Selon les prévisions actuelles, les travaux devraient débuter en 2028, tandis que les premières livraisons de gaz sont attendues à partir de 2031.

Pour Amina Benkhadra, Directrice générale de l’ONHYM, ce projet représente bien davantage qu’une infrastructure énergétique. « Le Gazoduc Africain Atlantique contribuera durablement à renforcer la sécurité énergétique, à accélérer l’industrialisation, à valoriser les ressources naturelles africaines et à promouvoir une prospérité partagée sur l’ensemble du continent. »

Un projet à forte portée géostratégique

Le contexte international confère une importance encore plus grande à cette initiative.
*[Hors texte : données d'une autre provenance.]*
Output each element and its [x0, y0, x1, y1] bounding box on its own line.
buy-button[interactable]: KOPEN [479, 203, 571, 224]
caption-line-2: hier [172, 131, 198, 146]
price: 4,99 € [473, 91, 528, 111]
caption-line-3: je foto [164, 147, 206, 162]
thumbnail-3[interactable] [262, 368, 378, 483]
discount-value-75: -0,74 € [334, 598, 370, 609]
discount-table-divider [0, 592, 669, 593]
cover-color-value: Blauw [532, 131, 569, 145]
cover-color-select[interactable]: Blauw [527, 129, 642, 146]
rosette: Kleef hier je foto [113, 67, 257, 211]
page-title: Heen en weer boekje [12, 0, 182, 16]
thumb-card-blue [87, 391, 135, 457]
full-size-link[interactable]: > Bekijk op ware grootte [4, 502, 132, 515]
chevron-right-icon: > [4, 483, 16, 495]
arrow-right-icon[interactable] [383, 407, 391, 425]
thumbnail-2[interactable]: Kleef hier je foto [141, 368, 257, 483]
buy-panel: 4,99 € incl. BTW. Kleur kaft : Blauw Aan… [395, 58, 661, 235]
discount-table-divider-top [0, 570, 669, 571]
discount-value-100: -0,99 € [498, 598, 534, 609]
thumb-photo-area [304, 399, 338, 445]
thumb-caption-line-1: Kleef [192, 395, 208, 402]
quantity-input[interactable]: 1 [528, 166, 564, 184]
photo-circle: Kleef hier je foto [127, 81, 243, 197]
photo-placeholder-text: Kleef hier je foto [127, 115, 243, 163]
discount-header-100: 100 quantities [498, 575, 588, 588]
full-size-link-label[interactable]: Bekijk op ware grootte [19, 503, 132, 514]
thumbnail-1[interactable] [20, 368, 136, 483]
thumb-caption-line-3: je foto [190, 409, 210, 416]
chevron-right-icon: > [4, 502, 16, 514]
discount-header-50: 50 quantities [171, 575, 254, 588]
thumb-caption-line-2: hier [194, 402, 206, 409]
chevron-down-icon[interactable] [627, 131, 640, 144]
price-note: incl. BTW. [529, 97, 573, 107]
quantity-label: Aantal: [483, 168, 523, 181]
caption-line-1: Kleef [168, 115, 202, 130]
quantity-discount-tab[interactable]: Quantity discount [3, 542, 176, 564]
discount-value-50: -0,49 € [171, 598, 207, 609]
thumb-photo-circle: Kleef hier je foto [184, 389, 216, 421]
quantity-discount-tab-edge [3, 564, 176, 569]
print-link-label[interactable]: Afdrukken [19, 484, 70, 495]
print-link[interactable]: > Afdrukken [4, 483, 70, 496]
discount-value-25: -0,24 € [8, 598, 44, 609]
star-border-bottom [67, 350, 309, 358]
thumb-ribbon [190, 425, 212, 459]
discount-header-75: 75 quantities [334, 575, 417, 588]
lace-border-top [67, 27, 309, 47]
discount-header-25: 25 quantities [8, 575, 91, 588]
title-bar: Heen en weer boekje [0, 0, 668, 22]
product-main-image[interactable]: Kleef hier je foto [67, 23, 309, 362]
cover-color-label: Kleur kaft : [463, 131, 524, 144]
La hausse mondiale des prix de l’énergie, les bouleversements provoqués par la guerre en Ukraine ainsi que la volonté de diversifier les sources d’approvisionnement en gaz renforcent l’intérêt stratégique du projet.

Le Gazoduc Atlantique Afrique s’impose ainsi comme une alternative majeure pour sécuriser les approvisionnements énergétiques régionaux et internationaux tout en consolidant l’intégration économique africaine.

Plus qu’un simple ouvrage industriel, ce mégaprojet illustre l’ambition du Maroc et du Nigeria de faire de l’énergie un puissant levier de coopération, de croissance et de développement partagé, en plaçant l’Afrique au cœur des nouvelles routes énergétiques mondiales.